Rezension

Erster Weltkrieg in Berlin - Ich war dabei

Als wir unsterblich waren - Charlotte Roth

Als wir unsterblich waren
von Charlotte Roth

Bewertet mit 5 Sternen

Ich habe wirklich seit langem nicht mehr so ein eindrucksvolles Buch gelesen.
Es war erster Weltkrieg in Berlin, und ich habe das Gefühl, ich war dabei.

Wenn man anfängt, dieses Buch zu lesen, denkt man an nichts Böses.
1989, die Ostberlinerin Alex wird im Begeisterungsstrudel wegen der Grenzöffnung zur BRD mitgerissen und stolpert über den Westberliner Oliver. Liebe auf den ersten Blick.
Ganz schlicht, aber eindringlich, erlebt man hier eine sehr schöne Liebesgeschichte in einer Zeit des Umbruchs in Deutschland. Ohne große Erklärungen erfährt man, wie es zu der Wende gekommen ist. Man erlebt sie einfach mit. Wer dabei war denkt: Ja, so war das damals...und wer nicht dabei war denkt: Ach, so hat sich das angefühlt.
Als Alex ihren neuen Liebsten ihrer Großmutter vorstellen will, erleidet sie einen Herzinfarkt. Was hat sie an Olivers Anblick so geschockt?

Das ist allerdings nur die Rahmenhandlung zu Paulas Geschichte, die man von 1912 bis 1933 miterlebt.
Sie beginnt, als Paula 16 Jahre alt war und erzählt vordergründig, wie sie erwachsen wird und sich unsterblich verliebt. Nebenher erfährt man hautnah, wie das Leben in Deutschland zu dieser Zeit war, wie die Bevölkerung im ersten Weltkrieg gelitten hat, wie sich das Parteiensystem durchgesetzt hat und wie die SPD entstanden ist.
Paula war auch bei einer Wende dabei, als nämlich 1918 der deutsche Kaiser abdankte und die Weimarer Republik ausgerufen wurde, kurz nach Ende des ersten Weltkriegs.
All das lernt man ohne große politische Erklärungen kennen. Man erfährt es ganz nebenbei durch das Schicksal von Paula und ihren Freunden, und dadurch ist es sehr nachvollziehbar und sehr beklemmend. Immerhin bahnt sich auch der zweite Weltkrieg an. Auch die einfühlsame und authentische Sprache trägt dazu bei, dass man sich in dieser Zeit sehr zu Hause fühlt.

Irgendwie ist Paulas Geschichte mit der von Alex verbunden.
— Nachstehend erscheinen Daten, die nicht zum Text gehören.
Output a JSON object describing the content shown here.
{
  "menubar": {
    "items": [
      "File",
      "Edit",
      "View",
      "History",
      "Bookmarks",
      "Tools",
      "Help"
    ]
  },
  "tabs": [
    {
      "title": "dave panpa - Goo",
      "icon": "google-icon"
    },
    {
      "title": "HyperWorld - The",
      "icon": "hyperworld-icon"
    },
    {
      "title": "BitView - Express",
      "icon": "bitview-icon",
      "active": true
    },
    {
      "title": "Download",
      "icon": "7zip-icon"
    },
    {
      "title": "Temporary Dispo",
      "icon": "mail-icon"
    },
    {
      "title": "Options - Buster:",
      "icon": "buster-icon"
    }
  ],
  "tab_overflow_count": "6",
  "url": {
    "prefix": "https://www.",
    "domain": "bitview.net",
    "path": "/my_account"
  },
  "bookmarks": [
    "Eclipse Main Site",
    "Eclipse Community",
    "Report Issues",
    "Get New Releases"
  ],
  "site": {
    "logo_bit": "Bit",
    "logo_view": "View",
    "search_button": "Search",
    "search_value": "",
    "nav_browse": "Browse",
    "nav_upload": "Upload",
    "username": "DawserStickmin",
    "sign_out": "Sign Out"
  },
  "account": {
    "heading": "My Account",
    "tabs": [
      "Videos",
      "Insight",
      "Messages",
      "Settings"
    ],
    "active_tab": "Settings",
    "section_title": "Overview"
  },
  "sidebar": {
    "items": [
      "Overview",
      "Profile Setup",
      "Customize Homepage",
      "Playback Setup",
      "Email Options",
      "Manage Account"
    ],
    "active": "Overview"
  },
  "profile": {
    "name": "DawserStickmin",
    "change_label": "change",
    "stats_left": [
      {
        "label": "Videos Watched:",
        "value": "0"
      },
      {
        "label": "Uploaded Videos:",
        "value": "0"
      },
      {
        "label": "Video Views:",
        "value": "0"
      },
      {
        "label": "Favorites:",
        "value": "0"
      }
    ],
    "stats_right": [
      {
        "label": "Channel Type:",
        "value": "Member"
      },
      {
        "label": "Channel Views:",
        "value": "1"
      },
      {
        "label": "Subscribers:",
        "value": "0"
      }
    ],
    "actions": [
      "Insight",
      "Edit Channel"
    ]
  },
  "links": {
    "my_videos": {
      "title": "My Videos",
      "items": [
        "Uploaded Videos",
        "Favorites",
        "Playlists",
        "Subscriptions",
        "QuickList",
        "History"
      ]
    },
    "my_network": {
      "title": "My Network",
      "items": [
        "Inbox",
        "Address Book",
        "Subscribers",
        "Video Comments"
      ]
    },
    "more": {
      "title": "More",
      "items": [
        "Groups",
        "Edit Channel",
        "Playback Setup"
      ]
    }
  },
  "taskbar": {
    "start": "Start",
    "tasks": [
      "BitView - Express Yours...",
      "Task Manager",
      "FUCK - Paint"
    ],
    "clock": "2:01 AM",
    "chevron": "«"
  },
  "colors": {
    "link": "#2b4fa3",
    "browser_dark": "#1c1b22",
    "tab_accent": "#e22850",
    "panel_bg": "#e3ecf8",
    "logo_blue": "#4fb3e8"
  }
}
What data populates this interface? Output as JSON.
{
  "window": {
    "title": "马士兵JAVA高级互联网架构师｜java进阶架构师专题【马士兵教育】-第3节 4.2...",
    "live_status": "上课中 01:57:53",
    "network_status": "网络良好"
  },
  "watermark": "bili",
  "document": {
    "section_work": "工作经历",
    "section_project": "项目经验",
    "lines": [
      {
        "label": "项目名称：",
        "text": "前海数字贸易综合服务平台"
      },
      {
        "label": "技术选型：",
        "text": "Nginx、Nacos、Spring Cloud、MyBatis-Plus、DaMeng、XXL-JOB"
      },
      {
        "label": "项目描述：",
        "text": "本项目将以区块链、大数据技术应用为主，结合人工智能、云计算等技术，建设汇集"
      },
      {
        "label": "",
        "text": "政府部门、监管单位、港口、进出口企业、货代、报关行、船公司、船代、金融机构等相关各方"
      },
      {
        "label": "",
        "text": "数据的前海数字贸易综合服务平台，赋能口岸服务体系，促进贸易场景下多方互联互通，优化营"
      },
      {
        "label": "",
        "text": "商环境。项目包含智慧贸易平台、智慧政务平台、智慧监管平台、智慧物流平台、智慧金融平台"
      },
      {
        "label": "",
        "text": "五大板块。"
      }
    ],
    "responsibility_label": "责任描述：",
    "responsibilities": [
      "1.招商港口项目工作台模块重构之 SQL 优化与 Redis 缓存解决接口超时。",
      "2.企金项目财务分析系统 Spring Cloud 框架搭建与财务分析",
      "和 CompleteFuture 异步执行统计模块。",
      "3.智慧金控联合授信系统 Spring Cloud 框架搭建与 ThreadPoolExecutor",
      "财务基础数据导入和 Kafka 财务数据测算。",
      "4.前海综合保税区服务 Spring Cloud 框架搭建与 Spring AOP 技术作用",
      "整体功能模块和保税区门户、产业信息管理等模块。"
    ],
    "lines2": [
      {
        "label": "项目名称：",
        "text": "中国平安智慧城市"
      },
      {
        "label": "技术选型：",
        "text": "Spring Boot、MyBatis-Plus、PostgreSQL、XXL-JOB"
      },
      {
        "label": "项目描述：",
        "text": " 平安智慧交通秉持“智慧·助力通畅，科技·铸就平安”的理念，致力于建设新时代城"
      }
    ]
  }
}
Man liest sie beide mit Spannung und rätselt: Wie passt das zusammen.
Und neben den offensichtlichen Berührungspunkten weisen die beiden Geschichten immer ganz dezente Parallelen auf. Bei einem Zeitwechsel beginnt das neue Kapitel mit dem letzten Satz vom vorherigen und wird eingeleitet mit einem Zitat aus einem Lied, entweder von Berthold Brecht oder Wolf Biermann. Das macht Spaß und ist beeindruckend.

Nach dem Lesen dieses Buches habe ich einen dicken Kloß im Hals und das Gefühl, ich habe ein wichtiges Stück deutsche Geschichte zum ersten Mal richtig verstanden. Ich war dabei und es war schön, aber auch sehr traurig. Man kann plötzlich verstehen, warum Großeltern, die zwei Kriege erlebt haben, nie wirklich etwas darüber erzählen wollten. So etwas kann man eigentlich gar nicht erzählen.
Charlotte Roth hat es an ihrer Stelle erzählt. Dankeschön!